Pete rubbed his eyes. Jack was right. But Pete wanted something—someone—to be mad at. And his father was the easiest target.
Pete had always idolized Pedro Fernandez. At least in death. As a kid, his father had been a burden—a micromanaging parent who, after Pete got busted for a petty theft in high school, clamped down on his son so hard Pete couldn’t even go to school without a police escort. It’d created a deep resentment between the two of them, one that only healed after Pete left Miami for college and began a career in New Jersey as a rising-star journalist. A few years later, his father was dead, much too soon. Pete and Emily, his fiancée at the time, rushed down to handle the funeral arrangements and to sort through Pedro’s life. They never made it back to their comfortable three-bedroom apartment in Jersey. They never made it back to their relationship.
Emily.
“You worked Vice, right?” Pete asked, breaking the lingering silence. “You knew my dad.”
“Not well,” Jack said. “We’d have to talk now and again, but we ran on different tracks. I dealt with drug dealers, boliteros, thugs … he got the bodies and caught the killers.”
“You knew Alvaro Mujica?”
“Yeah, he’s still around,” Jack said. “He was smart. We could never pin him down on anything. He ran his operation well ... sharp. No recordings, no phone calls, violence only when extremely necessary. Slippery guy.”
“Were you on the Mujica case?”
“Not directly,” Jack said. “I was on a lot of things, though—we were short-staffed, and half the department was on the take, so the cops that were mostly clean got most of the work. I was all over the place. But the Mujica case was big. We were building it for a long time.”
Pete grabbed a stack of photos from the table and started to look them over.
“She was strangled to death in an Overtown hotel room,” Pete said, his voice raspy and strained. “Last person to have seen her was a friend—Diane Atkins. Or so the police report says. But I couldn’t find her interview transcript here.”
“
You sure you’re up for sifting through this now?” Jack asked. “When did you hit a meeting last?”
Pete waved him off. He didn’t want to answer. The truth was, he hadn’t been to a meeting in weeks, months.

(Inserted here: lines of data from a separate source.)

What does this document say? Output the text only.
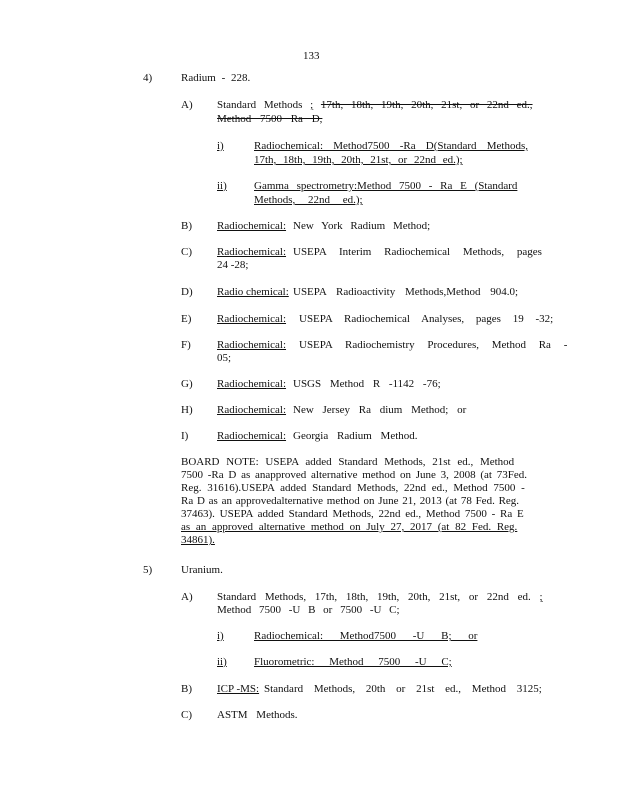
133
4)	Radium - 228.
A) Standard Methods ; 17th, 18th, 19th, 20th, 21st, or 22nd ed.,
Method 7500 Ra D,
i)	Radiochemical: Method7500 -Ra D(Standard Methods,
17th, 18th, 19th, 20th, 21st, or 22nd ed.);
ii) Gamma spectrometry:Method 7500 - Ra E (Standard
Methods, 22nd ed.);
B) Radiochemical: New York Radium Method;
C) Radiochemical: USEPA Interim Radiochemical Methods, pages
24 -28;
D) Radio chemical: USEPA Radioactivity Methods,Method 904.0;
E) Radiochemical: USEPA Radiochemical Analyses, pages 19 -32;
F) Radiochemical: USEPA Radiochemistry Procedures, Method Ra -
05;
G) Radiochemical: USGS Method R -1142 -76;
H) Radiochemical: New Jersey Ra dium Method; or
I)	Radiochemical: Georgia Radium Method.
BOARD NOTE: USEPA added Standard Methods, 21st ed., Method
7500 -Ra D as anapproved alternative method on June 3, 2008 (at 73Fed.
Reg. 31616).USEPA added Standard Methods, 22nd ed., Method 7500 -
Ra D as an approvedalternative method on June 21, 2013 (at 78 Fed. Reg.
37463). USEPA added Standard Methods, 22nd ed., Method 7500 - Ra E
as an approved alternative method on July 27, 2017 (at 82 Fed. Reg.
34861).
5)	Uranium.
A) Standard Methods, 17th, 18th, 19th, 20th, 21st, or 22nd ed. ;
Method 7500 -U B or 7500 -U C;
i)	Radiochemical: Method7500 -U B; or
ii) Fluorometric: Method 7500 -U C;
B) ICP -MS: Standard Methods, 20th or 21st ed., Method 3125;
C) ASTM Methods.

Not since before Harras was shot and seemingly killed. It’d started as a mistake—he’d been busy working the Javier Mujica case. Then the lack of meetings built momentum. Next thing he knew, it’d been over a month and he had no plans to go back. The thought crystallized in his mind, and it frightened him.
“Not in a while.”
“Figured,” Jack said. “Let’s go. There’s a midnight meeting that should be going late in South Miami. I’ll drive. We can circle back to this later. You need some coffee and fellowship.”
Jack was right. As Pete entered the tiny room—a small storefront that had once probably housed an insurance firm, but now served as a meeting space for AA and related programs—he felt a surge of relief. Of belonging. Suddenly the things that had been buzzing and jangling in his brain quieted, if just a bit. He felt at peace for the first time in a long while.
“Should’ve done this a while ago,” Pete said as he took a seat near the back with Jack.
His sponsor nodded. They settled in just as the speaker, an older woman with curly red hair, took a seat at the wide table in front of the room.
The space smelled of coffee and dust, a musky, familiar odor that added to Pete’s calm. He was home. Nothing else mattered outside of these doors. Nothing would matter if he didn’t maintain his sobriety. If he didn’t take each step he could to prevent himself from taking a drink.
The woman, who introduced herself as Connie, started talking. It was a story like many others but also unique. Early on, Jack had instilled in Pete the understanding that he was not special. People become drunks all the time. Their behavior and missteps are not special, because the solution is not special either. Don’t drink, go to meetings—the words continued to resonate in Pete’s brain, years after his last drink and years after first walking into a meeting of Alcoholics Anonymous. But like anything else, he needed to be reminded about it. He needed the repetition.